You could set up a web host and write a web service that creates a log file or stores it on a database, and call the web service.

Or you could use something like dropbox or syncplicity to sync the local text file to their servers or another computer

sergiogx
The device has no outward access to the internet. The log files are retieved via 3G. I would also still have to create a text file to use dropbox or syncplicity... and that's where I'm stuck....
martin
+1  A: 

Adobe Air provides a file I/O API via the FileStream class.

You can also use it's embedded SQLite db if you need to store full logs.

Peiniau
Thanks you answer solved the problem!
martin
Good ! In that case it would be nice if you could mark this answer as correct. Cheers.
Peiniau
A: 

Adobe AIR is definitely the way to go, some obscure other possibilities could be:

use Flash 5 and fscommand("save", "file.txt"); see a post on moock.org

or you can store the data in a SharedObject and try to access the objects on the harddrive.
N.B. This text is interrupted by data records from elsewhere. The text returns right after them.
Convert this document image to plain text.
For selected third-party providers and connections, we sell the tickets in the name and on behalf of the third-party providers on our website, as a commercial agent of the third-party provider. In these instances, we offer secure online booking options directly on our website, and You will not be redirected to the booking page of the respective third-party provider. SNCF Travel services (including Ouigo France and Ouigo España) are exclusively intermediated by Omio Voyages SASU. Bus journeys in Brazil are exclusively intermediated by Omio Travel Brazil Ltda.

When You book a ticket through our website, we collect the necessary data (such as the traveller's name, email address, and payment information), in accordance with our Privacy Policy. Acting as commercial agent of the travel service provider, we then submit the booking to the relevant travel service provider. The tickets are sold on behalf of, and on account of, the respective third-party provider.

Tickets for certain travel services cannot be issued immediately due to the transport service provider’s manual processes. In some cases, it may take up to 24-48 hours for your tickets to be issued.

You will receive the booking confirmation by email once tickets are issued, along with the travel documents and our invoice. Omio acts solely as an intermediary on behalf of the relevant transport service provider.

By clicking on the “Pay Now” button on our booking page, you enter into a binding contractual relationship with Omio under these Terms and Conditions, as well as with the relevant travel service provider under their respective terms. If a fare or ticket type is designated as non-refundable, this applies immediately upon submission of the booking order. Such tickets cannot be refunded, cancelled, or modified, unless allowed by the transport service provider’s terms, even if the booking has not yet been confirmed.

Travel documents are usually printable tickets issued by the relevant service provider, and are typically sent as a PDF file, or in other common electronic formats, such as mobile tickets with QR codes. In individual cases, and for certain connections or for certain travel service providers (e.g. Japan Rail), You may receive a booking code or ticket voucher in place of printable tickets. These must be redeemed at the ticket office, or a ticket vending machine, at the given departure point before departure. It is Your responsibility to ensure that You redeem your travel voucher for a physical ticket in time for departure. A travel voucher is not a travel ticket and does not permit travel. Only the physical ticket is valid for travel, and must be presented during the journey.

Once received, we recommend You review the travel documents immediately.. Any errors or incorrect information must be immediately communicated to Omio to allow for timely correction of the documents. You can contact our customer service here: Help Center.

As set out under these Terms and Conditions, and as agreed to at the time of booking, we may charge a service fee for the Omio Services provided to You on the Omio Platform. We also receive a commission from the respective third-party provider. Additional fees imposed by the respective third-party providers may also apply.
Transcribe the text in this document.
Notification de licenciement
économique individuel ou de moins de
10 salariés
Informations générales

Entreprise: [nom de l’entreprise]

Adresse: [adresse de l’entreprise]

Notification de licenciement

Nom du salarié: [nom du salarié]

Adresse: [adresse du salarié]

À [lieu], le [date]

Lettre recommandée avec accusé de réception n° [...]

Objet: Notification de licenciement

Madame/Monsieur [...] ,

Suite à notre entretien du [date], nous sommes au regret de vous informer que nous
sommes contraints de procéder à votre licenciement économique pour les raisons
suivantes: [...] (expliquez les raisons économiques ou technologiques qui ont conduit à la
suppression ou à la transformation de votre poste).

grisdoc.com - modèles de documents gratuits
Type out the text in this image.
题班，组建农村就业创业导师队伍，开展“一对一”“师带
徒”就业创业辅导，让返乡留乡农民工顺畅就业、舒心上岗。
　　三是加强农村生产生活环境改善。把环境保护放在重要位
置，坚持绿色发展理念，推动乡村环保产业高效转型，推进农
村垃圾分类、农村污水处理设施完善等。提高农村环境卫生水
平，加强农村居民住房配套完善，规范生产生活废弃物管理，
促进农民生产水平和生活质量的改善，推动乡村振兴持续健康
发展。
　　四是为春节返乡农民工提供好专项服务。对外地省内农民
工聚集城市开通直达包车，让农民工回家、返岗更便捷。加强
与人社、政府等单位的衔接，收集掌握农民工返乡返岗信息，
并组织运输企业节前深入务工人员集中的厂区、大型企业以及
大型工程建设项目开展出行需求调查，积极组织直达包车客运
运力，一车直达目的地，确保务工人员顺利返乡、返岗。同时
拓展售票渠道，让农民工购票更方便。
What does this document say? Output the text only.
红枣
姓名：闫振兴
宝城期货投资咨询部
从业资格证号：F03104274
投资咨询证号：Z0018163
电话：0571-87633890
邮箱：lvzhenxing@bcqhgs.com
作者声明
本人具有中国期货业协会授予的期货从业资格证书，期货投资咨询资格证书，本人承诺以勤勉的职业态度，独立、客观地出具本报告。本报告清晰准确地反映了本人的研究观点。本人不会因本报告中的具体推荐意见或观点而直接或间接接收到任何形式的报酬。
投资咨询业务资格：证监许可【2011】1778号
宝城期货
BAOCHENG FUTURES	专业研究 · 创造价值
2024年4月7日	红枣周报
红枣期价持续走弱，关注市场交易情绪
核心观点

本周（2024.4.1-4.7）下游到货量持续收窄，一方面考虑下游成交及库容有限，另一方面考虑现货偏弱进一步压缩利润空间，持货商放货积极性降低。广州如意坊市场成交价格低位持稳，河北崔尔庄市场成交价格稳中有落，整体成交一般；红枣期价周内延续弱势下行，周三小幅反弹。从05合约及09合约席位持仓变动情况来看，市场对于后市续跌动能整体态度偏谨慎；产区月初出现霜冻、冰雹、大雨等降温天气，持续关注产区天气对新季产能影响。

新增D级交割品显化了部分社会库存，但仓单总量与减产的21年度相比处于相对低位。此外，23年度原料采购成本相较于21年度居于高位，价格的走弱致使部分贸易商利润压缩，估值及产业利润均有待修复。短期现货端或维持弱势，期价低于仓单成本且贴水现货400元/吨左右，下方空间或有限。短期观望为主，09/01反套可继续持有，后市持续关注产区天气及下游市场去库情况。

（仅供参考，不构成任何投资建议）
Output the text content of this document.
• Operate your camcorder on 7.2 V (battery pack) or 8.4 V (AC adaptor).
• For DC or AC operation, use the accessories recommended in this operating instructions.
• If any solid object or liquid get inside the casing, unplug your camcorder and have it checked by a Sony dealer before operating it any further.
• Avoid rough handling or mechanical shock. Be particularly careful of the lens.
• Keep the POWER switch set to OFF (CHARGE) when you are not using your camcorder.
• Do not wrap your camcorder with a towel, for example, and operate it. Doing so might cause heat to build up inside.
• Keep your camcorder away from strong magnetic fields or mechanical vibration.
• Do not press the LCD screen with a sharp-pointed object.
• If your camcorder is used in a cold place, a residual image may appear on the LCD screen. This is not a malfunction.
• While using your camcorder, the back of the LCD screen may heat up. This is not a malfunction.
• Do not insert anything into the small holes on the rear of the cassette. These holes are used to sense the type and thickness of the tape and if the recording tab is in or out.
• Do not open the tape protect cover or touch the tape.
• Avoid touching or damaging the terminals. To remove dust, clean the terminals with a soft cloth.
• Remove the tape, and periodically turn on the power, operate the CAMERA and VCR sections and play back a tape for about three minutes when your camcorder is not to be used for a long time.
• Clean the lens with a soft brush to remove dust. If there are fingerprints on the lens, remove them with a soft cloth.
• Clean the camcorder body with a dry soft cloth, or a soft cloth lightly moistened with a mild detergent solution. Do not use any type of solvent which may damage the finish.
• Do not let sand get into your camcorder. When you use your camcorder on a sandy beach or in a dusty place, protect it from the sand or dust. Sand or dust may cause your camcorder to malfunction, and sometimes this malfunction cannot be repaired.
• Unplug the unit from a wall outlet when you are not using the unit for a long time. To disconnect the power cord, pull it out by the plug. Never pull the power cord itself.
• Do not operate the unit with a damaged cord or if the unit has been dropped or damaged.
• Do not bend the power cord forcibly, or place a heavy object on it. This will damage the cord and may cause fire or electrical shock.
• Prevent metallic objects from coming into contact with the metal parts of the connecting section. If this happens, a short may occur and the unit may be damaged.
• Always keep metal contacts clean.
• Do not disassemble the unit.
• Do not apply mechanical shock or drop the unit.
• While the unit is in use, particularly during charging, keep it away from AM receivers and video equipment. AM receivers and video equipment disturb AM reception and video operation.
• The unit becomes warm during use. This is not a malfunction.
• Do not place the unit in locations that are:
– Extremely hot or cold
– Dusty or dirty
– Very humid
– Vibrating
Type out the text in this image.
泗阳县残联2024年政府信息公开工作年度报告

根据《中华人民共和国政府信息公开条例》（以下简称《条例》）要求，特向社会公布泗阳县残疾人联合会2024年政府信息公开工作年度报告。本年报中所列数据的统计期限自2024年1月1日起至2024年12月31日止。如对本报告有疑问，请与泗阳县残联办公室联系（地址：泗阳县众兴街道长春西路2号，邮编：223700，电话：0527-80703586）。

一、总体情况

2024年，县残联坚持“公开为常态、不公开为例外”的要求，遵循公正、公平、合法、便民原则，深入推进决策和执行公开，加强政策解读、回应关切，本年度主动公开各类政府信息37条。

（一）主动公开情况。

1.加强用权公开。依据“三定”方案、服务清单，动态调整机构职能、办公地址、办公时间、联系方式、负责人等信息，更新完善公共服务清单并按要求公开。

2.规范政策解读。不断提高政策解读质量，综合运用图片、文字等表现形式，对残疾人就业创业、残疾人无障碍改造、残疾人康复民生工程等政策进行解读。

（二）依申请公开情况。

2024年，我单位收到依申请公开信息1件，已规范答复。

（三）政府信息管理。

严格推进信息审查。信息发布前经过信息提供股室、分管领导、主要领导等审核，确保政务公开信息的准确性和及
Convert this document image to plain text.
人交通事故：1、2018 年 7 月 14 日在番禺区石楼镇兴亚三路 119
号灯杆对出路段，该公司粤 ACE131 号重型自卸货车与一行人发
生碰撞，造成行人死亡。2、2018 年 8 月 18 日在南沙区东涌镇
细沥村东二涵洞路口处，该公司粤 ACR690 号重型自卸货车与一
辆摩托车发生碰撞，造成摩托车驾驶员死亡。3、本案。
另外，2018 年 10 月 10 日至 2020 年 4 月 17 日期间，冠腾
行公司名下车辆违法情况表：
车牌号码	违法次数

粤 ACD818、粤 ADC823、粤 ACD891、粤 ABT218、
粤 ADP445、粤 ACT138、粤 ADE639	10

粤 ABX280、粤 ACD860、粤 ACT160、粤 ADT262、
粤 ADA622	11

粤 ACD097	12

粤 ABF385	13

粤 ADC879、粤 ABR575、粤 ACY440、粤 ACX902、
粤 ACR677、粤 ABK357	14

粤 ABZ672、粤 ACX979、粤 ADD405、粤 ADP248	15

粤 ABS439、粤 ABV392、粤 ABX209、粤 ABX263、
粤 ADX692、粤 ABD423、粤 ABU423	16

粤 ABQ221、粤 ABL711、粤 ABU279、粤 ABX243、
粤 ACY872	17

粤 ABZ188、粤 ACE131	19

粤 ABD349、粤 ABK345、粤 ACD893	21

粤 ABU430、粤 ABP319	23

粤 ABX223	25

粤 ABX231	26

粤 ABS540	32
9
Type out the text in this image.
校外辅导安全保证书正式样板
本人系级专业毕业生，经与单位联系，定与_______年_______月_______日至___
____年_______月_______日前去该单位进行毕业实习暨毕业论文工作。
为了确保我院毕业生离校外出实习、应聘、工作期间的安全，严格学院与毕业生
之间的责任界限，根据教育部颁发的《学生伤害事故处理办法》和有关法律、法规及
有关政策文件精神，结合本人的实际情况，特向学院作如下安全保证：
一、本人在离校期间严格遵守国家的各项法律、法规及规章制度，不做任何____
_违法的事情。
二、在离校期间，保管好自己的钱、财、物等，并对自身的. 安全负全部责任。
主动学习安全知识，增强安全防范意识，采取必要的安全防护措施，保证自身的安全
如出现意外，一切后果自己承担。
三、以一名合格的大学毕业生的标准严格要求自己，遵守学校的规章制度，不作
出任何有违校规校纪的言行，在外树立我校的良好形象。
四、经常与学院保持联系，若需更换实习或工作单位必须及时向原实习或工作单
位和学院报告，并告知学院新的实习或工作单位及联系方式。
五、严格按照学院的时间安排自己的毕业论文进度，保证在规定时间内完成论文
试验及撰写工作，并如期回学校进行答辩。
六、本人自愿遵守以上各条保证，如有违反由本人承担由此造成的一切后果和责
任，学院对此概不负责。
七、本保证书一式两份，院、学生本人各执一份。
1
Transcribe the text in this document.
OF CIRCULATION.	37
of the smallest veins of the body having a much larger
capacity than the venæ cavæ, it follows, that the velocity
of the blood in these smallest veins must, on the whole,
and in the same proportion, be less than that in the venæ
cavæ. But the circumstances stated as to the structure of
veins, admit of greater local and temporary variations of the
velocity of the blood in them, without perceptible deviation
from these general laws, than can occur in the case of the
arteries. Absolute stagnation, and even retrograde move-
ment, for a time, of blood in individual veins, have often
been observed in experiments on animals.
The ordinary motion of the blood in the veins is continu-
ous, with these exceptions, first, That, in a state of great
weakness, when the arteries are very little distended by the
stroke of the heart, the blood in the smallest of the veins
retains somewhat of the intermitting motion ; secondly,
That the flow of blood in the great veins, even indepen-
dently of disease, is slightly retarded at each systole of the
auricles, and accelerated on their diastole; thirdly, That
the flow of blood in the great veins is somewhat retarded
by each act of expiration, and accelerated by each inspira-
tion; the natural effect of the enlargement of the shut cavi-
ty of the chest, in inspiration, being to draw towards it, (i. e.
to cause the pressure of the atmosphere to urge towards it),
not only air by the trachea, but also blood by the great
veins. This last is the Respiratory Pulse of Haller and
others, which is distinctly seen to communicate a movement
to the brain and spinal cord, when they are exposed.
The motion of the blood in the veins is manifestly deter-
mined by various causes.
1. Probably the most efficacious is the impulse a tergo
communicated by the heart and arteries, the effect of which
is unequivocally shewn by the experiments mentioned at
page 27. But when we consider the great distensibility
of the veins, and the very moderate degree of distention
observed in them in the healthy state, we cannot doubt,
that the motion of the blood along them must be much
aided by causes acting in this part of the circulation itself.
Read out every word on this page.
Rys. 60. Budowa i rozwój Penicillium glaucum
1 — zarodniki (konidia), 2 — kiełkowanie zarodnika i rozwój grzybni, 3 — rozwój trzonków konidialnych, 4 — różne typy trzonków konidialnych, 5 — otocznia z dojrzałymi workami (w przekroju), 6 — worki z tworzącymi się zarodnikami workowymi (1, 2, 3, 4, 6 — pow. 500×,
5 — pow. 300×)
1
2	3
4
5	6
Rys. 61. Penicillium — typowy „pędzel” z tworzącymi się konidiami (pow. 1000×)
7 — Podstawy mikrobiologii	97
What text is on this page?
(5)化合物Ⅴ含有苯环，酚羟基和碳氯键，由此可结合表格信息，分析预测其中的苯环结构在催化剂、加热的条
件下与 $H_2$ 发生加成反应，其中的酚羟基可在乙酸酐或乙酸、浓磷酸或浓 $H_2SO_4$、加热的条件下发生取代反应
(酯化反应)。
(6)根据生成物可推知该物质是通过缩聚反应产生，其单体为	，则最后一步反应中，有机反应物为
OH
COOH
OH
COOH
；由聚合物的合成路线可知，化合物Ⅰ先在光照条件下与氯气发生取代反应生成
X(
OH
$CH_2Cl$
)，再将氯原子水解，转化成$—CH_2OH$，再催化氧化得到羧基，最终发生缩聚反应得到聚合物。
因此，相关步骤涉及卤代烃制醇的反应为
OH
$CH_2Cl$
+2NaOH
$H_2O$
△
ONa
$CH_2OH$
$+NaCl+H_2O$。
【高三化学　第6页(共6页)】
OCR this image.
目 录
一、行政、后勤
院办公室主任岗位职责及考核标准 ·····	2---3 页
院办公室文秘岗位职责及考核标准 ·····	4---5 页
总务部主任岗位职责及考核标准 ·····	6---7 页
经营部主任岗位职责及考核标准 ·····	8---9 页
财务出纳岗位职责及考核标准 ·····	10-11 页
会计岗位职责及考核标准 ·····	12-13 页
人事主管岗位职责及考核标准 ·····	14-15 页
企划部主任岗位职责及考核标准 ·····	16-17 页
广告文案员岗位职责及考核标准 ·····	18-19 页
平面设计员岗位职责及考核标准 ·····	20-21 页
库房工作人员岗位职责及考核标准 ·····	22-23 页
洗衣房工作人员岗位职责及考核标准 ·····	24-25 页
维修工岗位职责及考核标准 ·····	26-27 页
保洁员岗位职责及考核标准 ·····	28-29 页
More information here

Les
Thanks Les, yes Adobe Air saved the day
martin
A: 

I had this same problem with my video player. Here is what I came up with.

I created a static Log class that I use instead of trace.

Log.s("[info] Bla.onRemove")

Then inside the static s method I push the string into an array and trace the string. I added a right click option to copy the logs to their clipboard. Oh your might want to encrypt the logs so the user doesn't see them.

I had doubt about pushing this many items into an array. But after some profiling and testing I had over 60k items in the array and I didn't see any memory increase so I guess its fairly safe.

My other ideas was to make an AIR app and connect it via LocalConnection but I had some issues getting that connection to work. Although I have a lot less confidence in the stability of LocalConnections.

If you like this solution and want to see more code let me know.